Watch how the LoS ray direction rotates as the drone moves from west (Snap 0, x = -30 m) to east (Snap 3, x = +30 m), and how reflected paths appear and disappear as the drone clears building corners.
UE_IDX = 1 # center-street UE at [0, 3, 1.5]
fig, axes = plt.subplots(
1, N_SNAPSHOTS, figsize=(4 * N_SNAPSHOTS, 4), subplot_kw={"projection": "3d"}
)
for snap_idx, ax in enumerate(axes):
snap = dyn[snap_idx]
snap.plot_rays(UE_IDX, ax=ax)
ax.set_title(f"Snap {snap_idx} (drone x={DRONE_X_POSITIONS[snap_idx]:+.0f} m)")
ax.view_init(elev=25, azim=-60) # end-on: looking east along the canyon
fig.suptitle(f"Rays to UE {UE_IDX} as Drone Flies West → East Along Street Canyon", fontsize=12)
plt.tight_layout()
plt.show()
Power Across Snapshots¶
Plot the peak received power for each UE as the drone flies overhead.

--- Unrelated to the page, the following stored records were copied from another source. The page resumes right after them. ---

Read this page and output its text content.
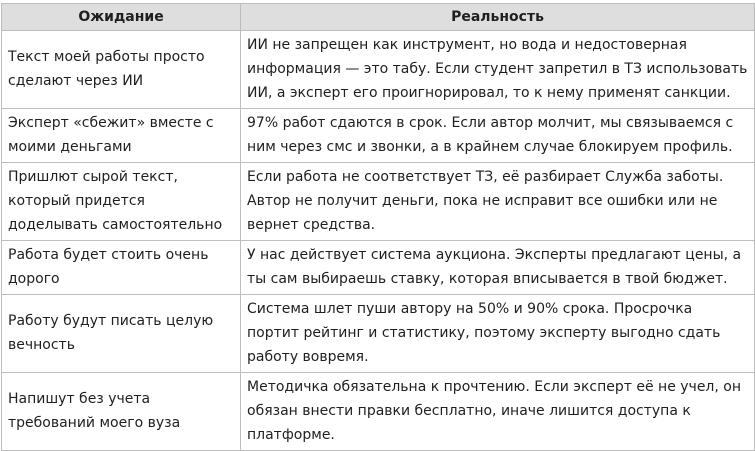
Ожидание	Реальность
Текст моей работы просто сделают через ИИ	ИИ не запрещен как инструмент, но вода и недостоверная информация — это табу. Если студент запретил в ТЗ использовать ИИ, а эксперт его проигнорировал, то к нему применят санкции.
Эксперт «сбежит» вместе с моими деньгами	97% работ сдаются в срок. Если автор молчит, мы связываемся с ним через смс и звонки, а в крайнем случае блокируем профиль.
Пришлют сырой текст, который придется доделывать самостоятельно	Если работа не соответствует ТЗ, её разбирает Служба заботы. Автор не получит деньги, пока не исправит все ошибки или не вернет средства.
Работа будет стоить очень дорого	У нас действует система аукциона. Эксперты предлагают цены, а ты сам выбираешь ставку, которая вписывается в твой бюджет.
Работу будут писать целую вечность	Система шлет пуши автору на 50% и 90% срока. Просрочка портит рейтинг и статистику, поэтому эксперту выгодно сдать работу вовремя.
Напишут без учета требований моего вуза	Методичка обязательна к прочтению. Если эксперт её не учел, он обязан внести правки бесплатно, иначе лишится доступа к платформе.
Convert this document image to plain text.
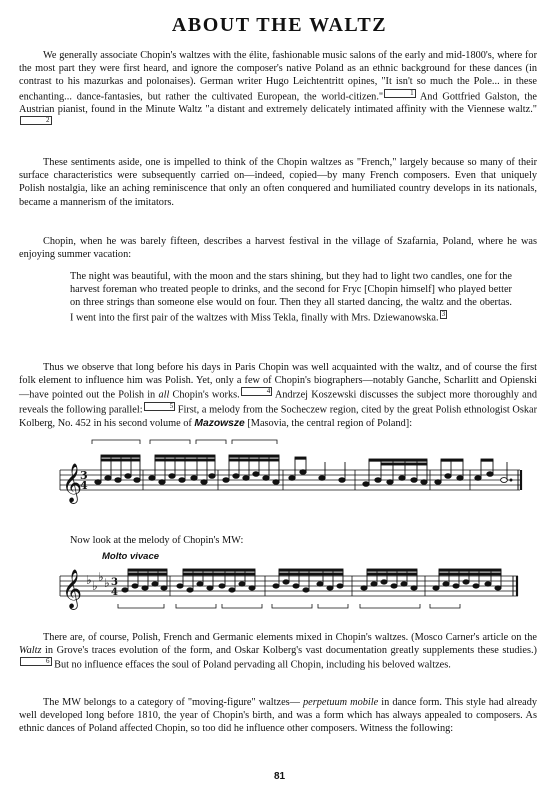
ABOUT THE WALTZ

We generally associate Chopin's waltzes with the élite, fashionable music salons of the early and mid-1800's, where for the most part they were first heard, and ignore the composer's native Poland as an ethnic background for these dances (in contrast to his mazurkas and polonaises). German writer Hugo Leichtentritt opines, "It isn't so much the Pole... in these enchanting... dance-fantasies, but rather the cultivated European, the world-citizen."	1 And Gottfried Galston, the Austrian pianist, found in the Minute Waltz "a distant and extremely delicately intimated affinity with the Viennese waltz."2

These sentiments aside, one is impelled to think of the Chopin waltzes as "French," largely because so many of their surface characteristics were subsequently carried on—indeed, copied—by many French composers. Even that uniquely Polish nostalgia, like an aching reminiscence that only an often conquered and humiliated country develops in its nationals, became a mannerism of the imitators.

Chopin, when he was barely fifteen, describes a harvest festival in the village of Szafarnia, Poland, where he was enjoying summer vacation:

The night was beautiful, with the moon and the stars shining, but they had to light two candles, one for the harvest foreman who treated people to drinks, and the second for Fryc [Chopin himself] who played better on three strings than someone else would on four. Then they all started dancing, the waltz and the obertas. I went into the first pair of the waltzes with Miss Tekla, finally with Mrs. Dziewanowska. 3

Thus we observe that long before his days in Paris Chopin was well acquainted with the waltz, and of course the first folk element to influence him was Polish. Yet, only a few of Chopin's biographers—notably Ganche, Scharlitt and Opienski—have pointed out the Polish in all Chopin's works.	4 Andrzej Koszewski discusses the subject more thoroughly and reveals the following parallel:	5 First, a melody from the Socheczew region, cited by the great Polish ethnologist Oskar Kolberg, No. 452 in his second volume of Mazowsze [Masovia, the central region of Poland]:

𝄞
3
4

Now look at the melody of Chopin's MW:

Molto vivace

𝄞 ♭ ♭
♭ ♭ 3
4

There are, of course, Polish, French and Germanic elements mixed in Chopin's waltzes. (Mosco Carner's article on the Waltz in Grove's traces evolution of the form, and Oskar Kolberg's vast documentation greatly supplements these studies.)6 But no influence effaces the soul of Poland pervading all Chopin, including his beloved waltzes.

The MW belongs to a category of "moving-figure" waltzes— perpetuum mobile in dance form. This style had already well developed long before 1810, the year of Chopin's birth, and was a form which has always appealed to composers. As ethnic dances of Poland affected Chopin, so too did he influence other composers. Witness the following:

81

The coverage pattern shifts as LoS geometry and reflection angles change.
MIN_POWER_DBW = -200 # discard paths with no real power
fig, ax = plt.subplots(figsize=(8, 4))
for ue_idx in range(len(UE_POSITIONS)):
peak_power = []
for snap in dyn.datasets:
pwr = snap.power[ue_idx]
valid = pwr[np.isfinite(pwr) & (pwr > MIN_POWER_DBW)]
peak_power.append(float(np.max(valid)) if valid.size > 0 else float("nan"))
ax.plot(DRONE_X_POSITIONS, peak_power, "o-", label=f"UE {ue_idx}")
ax.set_xlabel("Drone x position (m)")
ax.set_ylabel("Peak received power (dBW)")
ax.set_title("Received Power vs Drone Position")
ax.legend()
ax.grid(visible=True, alpha=0.3)
plt.tight_layout()
plt.show()
Summary¶
| Step | Tool | Output |
|---|---|---|
| 1. Load scene | sionna_rt.load_scene |
Scene with street canyon |
| 2. Move TX, ray trace | PathSolver x N |
Paths per snapshot |
| 3. Export | sionna_exporter |
.pkl files per snapshot |
| 4. Convert | dm.convert |
DeepMIMO scenario per snapshot |
| 5. Assemble | DynamicDataset |
Time-ordered scene sequence |
| 6. Timestamps | dyn.set_timestamps |
TX/RX velocities derived |
When to Use Dynamic RT vs Tutorial 5¶
| Scenario | Use |
|---|---|
| User moves within a static environment | Tutorial 5 |
| TX moves far enough to hit different surfaces | This notebook |
| Moving obstacle blocks/opens paths (e.g. truck) | This notebook |
| Many users, many trajectories, large-scale dataset | Batch pipeline scripts |
The rule of thumb: if the geometry of the scene changes between time steps in a way that fundamentally alters which surfaces interact with the signal, you need dynamic RT. Otherwise, Tutorial 5's Doppler approach is both faster and equally accurate.